Amazon used to get away with simply finding the best talent, but in my experience there, that's now backfiring, and instead of growing the best talent, their quest to find it is turning into a system that recruits more and more mediocre talent as time goes on.
Amazon doesn't pay top dollar for engineers, and the delta between Amazon and other companies is growing every year. (The compensation ends up being competitive when you take into account stock growth, but the new hire offers are not attractive.) And it's a very results-driven, stressful work environment. The effect of that is that people who get better offers go elsewhere, both new hires and existing employees. Those who are left either don't feel like interviewing or interviewed but didn't like their other options.
Yes comp could help to attract better talent, that's what Facebook is doing. But of the about 150 interviews I've conducted for Amazon, 90% of almost all candidates always ask me: "So is it really as bad as they say working here? With how they treat you?"
I think that's a pretty good indicator that the reputation is just tarnished, and I wouldn't be surprised that that's having a sizable effect on the decrease of talent.
The other thing is, yes maybe some real bad apples leave from a PIP, but the whole culture around it, the stress, the feeling everyone has that they constantly have to fight for trust and respect, that is also a cause for a lot of the really good engineers and high performer to leave as well, of their own, no PIP involved, but it's the same root cause for why they leave.
I see so many good ones, ranking high every year, and after 3 to 5 years say: Well I had enough of this BS, too much hassle always playing the game. If anything, that's the biggest issue.
There are elements of the culture I miss.
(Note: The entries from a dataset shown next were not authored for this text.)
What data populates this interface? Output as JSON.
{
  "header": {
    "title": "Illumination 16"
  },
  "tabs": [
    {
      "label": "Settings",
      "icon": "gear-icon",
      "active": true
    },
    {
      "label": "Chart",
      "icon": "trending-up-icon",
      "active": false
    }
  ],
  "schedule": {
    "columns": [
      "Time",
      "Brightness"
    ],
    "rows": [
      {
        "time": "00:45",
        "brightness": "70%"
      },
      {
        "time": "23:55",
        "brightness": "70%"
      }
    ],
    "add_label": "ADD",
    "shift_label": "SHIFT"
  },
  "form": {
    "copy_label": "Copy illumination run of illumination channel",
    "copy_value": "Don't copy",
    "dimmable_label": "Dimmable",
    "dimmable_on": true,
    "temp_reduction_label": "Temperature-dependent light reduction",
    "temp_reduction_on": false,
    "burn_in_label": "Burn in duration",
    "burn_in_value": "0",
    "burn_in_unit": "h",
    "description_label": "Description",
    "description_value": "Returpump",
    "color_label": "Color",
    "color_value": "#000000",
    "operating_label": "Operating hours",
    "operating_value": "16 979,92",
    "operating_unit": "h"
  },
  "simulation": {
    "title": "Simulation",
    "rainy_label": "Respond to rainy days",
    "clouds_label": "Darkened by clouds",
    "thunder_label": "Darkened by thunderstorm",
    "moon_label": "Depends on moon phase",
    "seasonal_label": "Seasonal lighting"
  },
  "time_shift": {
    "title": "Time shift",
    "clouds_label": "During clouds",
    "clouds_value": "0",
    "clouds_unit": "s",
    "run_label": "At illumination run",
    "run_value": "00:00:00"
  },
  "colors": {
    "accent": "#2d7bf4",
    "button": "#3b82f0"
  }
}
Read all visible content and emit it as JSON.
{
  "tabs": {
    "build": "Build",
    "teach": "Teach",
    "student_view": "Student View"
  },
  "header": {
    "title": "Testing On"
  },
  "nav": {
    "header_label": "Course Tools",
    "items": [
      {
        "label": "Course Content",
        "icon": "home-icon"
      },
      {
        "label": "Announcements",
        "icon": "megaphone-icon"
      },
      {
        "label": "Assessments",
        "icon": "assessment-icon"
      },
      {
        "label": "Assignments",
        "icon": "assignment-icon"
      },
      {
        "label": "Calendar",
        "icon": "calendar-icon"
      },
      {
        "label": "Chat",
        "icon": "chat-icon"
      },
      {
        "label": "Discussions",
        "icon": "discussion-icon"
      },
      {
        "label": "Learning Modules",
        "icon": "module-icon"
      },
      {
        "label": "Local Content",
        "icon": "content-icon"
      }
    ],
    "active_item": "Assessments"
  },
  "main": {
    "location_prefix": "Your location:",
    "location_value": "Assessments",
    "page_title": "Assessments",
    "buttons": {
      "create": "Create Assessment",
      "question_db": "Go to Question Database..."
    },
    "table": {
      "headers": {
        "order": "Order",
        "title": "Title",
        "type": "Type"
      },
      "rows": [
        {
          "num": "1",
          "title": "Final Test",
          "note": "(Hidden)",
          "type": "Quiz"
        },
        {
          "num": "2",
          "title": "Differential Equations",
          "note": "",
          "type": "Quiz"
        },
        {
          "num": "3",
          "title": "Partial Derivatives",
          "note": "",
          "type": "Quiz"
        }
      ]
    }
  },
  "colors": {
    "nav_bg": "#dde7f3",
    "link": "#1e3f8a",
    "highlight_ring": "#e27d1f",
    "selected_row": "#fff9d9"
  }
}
The focus on writing was great. Shipping things quickly that impact a lot of people is nice. It made up for a lot of the deficiencies, and it isn't universal (cough Google). Amazon tends to make the right tradeoffs with tech choices to enable this, not always, but most of the time.
I enjoyed working with principal and senior engineers at Amazon. I didn't meet a single PE that I didn't thoroughly respect and enjoy talking with. I miss the internal PE talks, and I wish they'd make them public.
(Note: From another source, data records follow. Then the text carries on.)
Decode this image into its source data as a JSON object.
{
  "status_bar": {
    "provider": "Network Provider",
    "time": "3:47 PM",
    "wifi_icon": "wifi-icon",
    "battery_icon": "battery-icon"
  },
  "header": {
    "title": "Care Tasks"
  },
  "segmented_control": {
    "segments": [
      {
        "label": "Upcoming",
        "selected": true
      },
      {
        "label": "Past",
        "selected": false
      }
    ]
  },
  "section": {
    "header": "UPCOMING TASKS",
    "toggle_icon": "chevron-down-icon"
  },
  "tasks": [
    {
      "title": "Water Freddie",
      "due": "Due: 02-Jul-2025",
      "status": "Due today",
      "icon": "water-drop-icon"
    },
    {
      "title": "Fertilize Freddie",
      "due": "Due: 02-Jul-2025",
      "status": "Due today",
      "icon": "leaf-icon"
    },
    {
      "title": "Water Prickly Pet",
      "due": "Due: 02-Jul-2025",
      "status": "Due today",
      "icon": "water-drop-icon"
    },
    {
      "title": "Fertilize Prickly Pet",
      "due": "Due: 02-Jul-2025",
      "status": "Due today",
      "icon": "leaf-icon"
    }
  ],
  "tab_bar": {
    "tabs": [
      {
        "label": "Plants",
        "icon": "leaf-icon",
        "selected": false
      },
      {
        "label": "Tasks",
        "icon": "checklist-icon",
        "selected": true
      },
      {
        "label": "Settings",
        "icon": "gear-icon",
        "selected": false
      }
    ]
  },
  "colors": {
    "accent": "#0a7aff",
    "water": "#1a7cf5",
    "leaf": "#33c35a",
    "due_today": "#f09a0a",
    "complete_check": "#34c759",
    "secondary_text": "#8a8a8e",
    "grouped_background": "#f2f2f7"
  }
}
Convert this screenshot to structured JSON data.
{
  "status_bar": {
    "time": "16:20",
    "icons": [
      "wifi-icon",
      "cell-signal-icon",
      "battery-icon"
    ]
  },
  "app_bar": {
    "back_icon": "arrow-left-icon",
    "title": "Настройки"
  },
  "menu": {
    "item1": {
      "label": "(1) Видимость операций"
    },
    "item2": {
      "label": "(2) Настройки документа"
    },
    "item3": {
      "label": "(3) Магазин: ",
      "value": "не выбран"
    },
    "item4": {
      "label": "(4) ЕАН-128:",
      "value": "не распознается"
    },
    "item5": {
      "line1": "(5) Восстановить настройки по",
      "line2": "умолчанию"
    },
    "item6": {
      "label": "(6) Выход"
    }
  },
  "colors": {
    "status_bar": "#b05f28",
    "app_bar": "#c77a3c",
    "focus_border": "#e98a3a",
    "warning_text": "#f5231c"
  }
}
Compensation is deeply personal, but once I broke 400k, I really didn't care too much one way or another, and Amazon's total compensation was never significantly less than competitors. It was about the work, impact, and people.
But this makes sense _in a game with a fixed hand size_. But a company's staff should grow over time. So shouldn't one have an ROI-based criteria where you want each team member to help grow generate meaningfully more revenue than they cost to employ. If my "lowest" performing team members still make meaningfully more money than they cost to employ, they still increase my ability to hire more.
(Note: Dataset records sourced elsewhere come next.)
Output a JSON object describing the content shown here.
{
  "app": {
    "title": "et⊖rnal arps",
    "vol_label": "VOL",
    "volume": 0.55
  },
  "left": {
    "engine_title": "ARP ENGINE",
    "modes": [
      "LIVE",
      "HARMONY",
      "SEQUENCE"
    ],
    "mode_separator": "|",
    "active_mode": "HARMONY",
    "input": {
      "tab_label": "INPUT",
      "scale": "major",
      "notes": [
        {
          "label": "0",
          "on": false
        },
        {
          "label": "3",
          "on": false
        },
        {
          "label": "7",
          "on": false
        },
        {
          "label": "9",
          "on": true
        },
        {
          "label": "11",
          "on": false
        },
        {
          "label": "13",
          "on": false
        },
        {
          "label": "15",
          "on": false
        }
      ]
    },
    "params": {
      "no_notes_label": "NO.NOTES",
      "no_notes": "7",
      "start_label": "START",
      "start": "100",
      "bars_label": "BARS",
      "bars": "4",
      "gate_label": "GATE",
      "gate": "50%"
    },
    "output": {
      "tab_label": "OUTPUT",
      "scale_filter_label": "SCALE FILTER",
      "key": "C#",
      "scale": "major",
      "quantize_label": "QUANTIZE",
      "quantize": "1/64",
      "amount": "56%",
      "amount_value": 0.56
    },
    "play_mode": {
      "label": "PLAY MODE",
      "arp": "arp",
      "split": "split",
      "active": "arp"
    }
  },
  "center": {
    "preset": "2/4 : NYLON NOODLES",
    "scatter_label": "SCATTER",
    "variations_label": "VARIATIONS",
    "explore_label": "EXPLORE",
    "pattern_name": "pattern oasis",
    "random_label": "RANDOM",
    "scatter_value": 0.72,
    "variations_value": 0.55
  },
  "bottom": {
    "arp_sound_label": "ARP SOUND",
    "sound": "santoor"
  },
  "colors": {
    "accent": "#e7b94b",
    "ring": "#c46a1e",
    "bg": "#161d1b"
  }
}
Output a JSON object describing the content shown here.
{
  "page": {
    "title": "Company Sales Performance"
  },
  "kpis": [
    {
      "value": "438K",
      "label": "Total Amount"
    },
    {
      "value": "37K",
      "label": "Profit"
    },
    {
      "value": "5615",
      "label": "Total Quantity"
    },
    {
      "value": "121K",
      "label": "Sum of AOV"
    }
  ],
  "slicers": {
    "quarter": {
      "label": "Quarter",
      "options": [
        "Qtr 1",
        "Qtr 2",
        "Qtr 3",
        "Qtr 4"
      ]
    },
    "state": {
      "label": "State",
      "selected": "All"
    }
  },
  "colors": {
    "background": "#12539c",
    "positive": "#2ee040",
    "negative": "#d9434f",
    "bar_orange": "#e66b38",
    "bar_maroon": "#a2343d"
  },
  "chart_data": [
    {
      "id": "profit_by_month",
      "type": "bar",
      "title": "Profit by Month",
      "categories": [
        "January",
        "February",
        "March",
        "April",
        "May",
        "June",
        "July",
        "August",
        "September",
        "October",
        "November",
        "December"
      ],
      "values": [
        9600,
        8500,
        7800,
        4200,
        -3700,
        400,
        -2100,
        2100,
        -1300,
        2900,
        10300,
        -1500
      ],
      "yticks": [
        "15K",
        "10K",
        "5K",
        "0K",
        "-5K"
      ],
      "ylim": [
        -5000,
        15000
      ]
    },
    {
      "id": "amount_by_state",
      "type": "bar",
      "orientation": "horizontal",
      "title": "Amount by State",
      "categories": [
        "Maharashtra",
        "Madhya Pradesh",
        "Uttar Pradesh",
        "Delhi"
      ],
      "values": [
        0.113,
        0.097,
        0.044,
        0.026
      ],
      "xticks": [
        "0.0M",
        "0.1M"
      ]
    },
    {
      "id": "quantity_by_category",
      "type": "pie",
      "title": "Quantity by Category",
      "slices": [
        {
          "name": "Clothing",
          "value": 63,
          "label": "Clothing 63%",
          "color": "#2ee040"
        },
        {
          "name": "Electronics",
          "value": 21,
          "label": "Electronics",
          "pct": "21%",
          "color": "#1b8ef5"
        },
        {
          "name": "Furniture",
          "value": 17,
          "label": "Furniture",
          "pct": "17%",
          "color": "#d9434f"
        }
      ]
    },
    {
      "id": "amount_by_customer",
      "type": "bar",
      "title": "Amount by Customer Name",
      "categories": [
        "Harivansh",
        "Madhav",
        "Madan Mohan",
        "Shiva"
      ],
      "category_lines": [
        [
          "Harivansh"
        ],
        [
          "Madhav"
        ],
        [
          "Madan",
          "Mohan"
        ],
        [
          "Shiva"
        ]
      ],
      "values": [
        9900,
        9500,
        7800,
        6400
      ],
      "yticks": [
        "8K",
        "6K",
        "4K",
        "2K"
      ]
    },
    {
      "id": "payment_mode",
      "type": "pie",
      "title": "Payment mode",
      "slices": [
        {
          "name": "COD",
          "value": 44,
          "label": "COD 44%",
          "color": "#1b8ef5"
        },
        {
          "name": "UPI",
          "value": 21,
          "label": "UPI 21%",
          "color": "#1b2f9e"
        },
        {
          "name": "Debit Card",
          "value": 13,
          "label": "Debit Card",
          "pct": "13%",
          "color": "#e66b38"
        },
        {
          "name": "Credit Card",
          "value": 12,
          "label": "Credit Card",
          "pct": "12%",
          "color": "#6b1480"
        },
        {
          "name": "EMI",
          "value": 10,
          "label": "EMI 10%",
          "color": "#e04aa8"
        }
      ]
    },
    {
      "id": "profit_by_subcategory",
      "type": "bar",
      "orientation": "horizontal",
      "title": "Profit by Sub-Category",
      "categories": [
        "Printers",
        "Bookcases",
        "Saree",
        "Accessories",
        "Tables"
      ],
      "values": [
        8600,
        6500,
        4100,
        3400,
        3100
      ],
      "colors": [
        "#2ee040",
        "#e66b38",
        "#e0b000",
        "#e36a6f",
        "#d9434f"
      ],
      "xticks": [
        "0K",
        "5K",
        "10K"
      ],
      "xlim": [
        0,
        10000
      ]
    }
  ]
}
This acknowledges that the "optimizing a hand of cards" analogy leaves out factors -- which is true.
My point is, even if there were no emotions or institutional knowledge, even if I had a "staff" of AI agents or robots whose "knowledge" could be fluidly copy-pasted, the "optimizing a hand of cards" analogy is poor, because a robot that makes money is worth keeping even if there are better robots out there. An army of low-but-positive ROI robots can help me buy a high ROI robot.
Maybe you hired a 7 of clubs, but given time they can gain institutional knowledge and improve their skillset to become a Jack of Spades.
I'm happy there are companies that set attrition metrics as a KPI, it makes it easier for me to hire and build out a technical team for my company.